Por essas e outras, gostei muito quando soube que a revista Supa Strikas, criada há nove anos na África do Sul, seria lançada em nossa terrinha onde o barbudo e o bigodudo mandam e o resto obedece. A ideia original é produzir uma revistinha gratuita patrocinada por grandes marcas. Seguindo esta fórmula, a Super Strikas (na tradução para o português) tornou-se a revista em quadrinhos mensal de maior circulação no mundo.

Super Strikas GOL

A tal Super Strikas é uma equipe de futebol que disputa um campeonato mundial contra outros times poderosos, como o Invencível United, o Galáticos, o F.C. Corinthios e o Clube Palestra, entre outros. O grande lance é esse, simular o mundo real. No hot site, além do próprio gibi para ler online, tem a ficha técnica, a escalação, a tabela de jogos e as notícias. O primeiro episódio tem todos os ingredientes da vida offline, com o assédio dos fãs, as coletivas de imprensa e as transações comerciais nos bastidores.
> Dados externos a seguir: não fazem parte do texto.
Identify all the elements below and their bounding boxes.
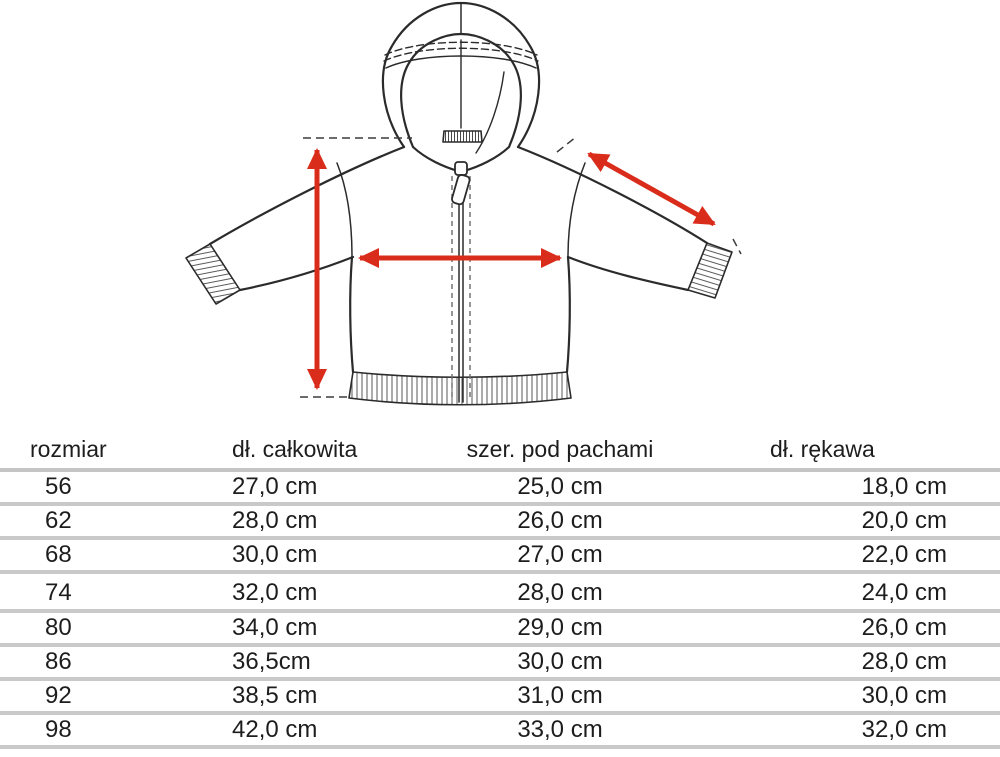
width-cell: 25,0 cm <box>400 470 720 504</box>
measurement-arrows <box>317 150 714 388</box>
sleeve-length-arrow <box>589 154 714 224</box>
length-cell: 27,0 cm <box>185 470 400 504</box>
column-header-dl-calkowita: dł. całkowita <box>185 430 400 470</box>
width-cell: 28,0 cm <box>400 572 720 611</box>
sleeve-cell: 18,0 cm <box>720 470 1000 504</box>
table-row-68 <box>0 538 1000 572</box>
length-cell: 28,0 cm <box>185 504 400 538</box>
sleeve-cell: 30,0 cm <box>720 679 1000 713</box>
measure-helper-lines <box>300 137 741 397</box>
sleeve-underside-right <box>568 257 688 290</box>
length-cell: 36,5cm <box>185 645 400 679</box>
sleeve-cell: 20,0 cm <box>720 504 1000 538</box>
length-cell: 42,0 cm <box>185 713 400 747</box>
width-cell: 26,0 cm <box>400 504 720 538</box>
raglan-seam-left <box>337 163 352 257</box>
size-cell: 86 <box>0 645 185 679</box>
table-row-92 <box>0 679 1000 713</box>
width-cell: 30,0 cm <box>400 645 720 679</box>
body-side-left <box>350 257 353 372</box>
table-row-80 <box>0 611 1000 645</box>
sleeve-cell: 28,0 cm <box>720 645 1000 679</box>
size-cell: 74 <box>0 572 185 611</box>
table-row-62 <box>0 504 1000 538</box>
sleeve-cell: 24,0 cm <box>720 572 1000 611</box>
column-header-rozmiar: rozmiar <box>0 430 185 470</box>
sleeve-top-left <box>210 147 404 244</box>
width-cell: 27,0 cm <box>400 538 720 572</box>
zipper <box>451 162 471 402</box>
width-cell: 33,0 cm <box>400 713 720 747</box>
sleeve-cell: 32,0 cm <box>720 713 1000 747</box>
width-cell: 29,0 cm <box>400 611 720 645</box>
neck-rib <box>443 131 482 142</box>
length-cell: 38,5 cm <box>185 679 400 713</box>
table-row-56 <box>0 470 1000 504</box>
hood <box>383 3 539 171</box>
sleeve-cell: 22,0 cm <box>720 538 1000 572</box>
table-row-86 <box>0 645 1000 679</box>
size-cell: 98 <box>0 713 185 747</box>
sleeve-top-right <box>518 147 707 243</box>
size-cell: 80 <box>0 611 185 645</box>
hem-band <box>349 372 571 405</box>
size-table <box>0 430 1000 749</box>
sleeve-underside-left <box>240 257 353 290</box>
helper-sleeve-shoulder <box>557 137 576 152</box>
size-cell: 68 <box>0 538 185 572</box>
hood-drape-right <box>464 147 509 171</box>
raglan-seam-right <box>568 163 585 257</box>
size-cell: 92 <box>0 679 185 713</box>
width-cell: 31,0 cm <box>400 679 720 713</box>
length-cell: 34,0 cm <box>185 611 400 645</box>
column-header-szer-pod-pachami: szer. pod pachami <box>400 430 720 470</box>
zipper-slider <box>455 162 467 175</box>
length-cell: 30,0 cm <box>185 538 400 572</box>
table-row-74 <box>0 572 1000 611</box>
body-side-right <box>567 257 570 372</box>
column-header-dl-rekawa: dł. rękawa <box>720 430 1000 470</box>
sleeve-cell: 26,0 cm <box>720 611 1000 645</box>
helper-sleeve-cuff <box>733 239 741 254</box>
cuff-right <box>688 243 732 298</box>
zipper-pull <box>451 174 471 205</box>
header-row <box>0 430 1000 470</box>
size-cell: 62 <box>0 504 185 538</box>
size-cell: 56 <box>0 470 185 504</box>
cuff-left <box>186 244 240 304</box>
length-cell: 32,0 cm <box>185 572 400 611</box>
table-row-98 <box>0 713 1000 747</box>
hood-drape-left <box>413 147 458 171</box>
Mas como aplicar as marcas dos patrocinadores (no caso brasileiro, a Henkel e a Swift) sem ser obsceno ou forçar a barra? No caso de Super Strikas, no uniforme dos jogadores, nas placas de rua e do estádio e, claro, no dia-a-dia deles, como na imagem abaixo, onde dois produtos alimentícios aparecem ao lado da bolsa do personagem. Infelizmente aqui a revista não será gratuita, e sim encartada na revista Placar. Mas não deixa de ser uma bola dentro da Abril.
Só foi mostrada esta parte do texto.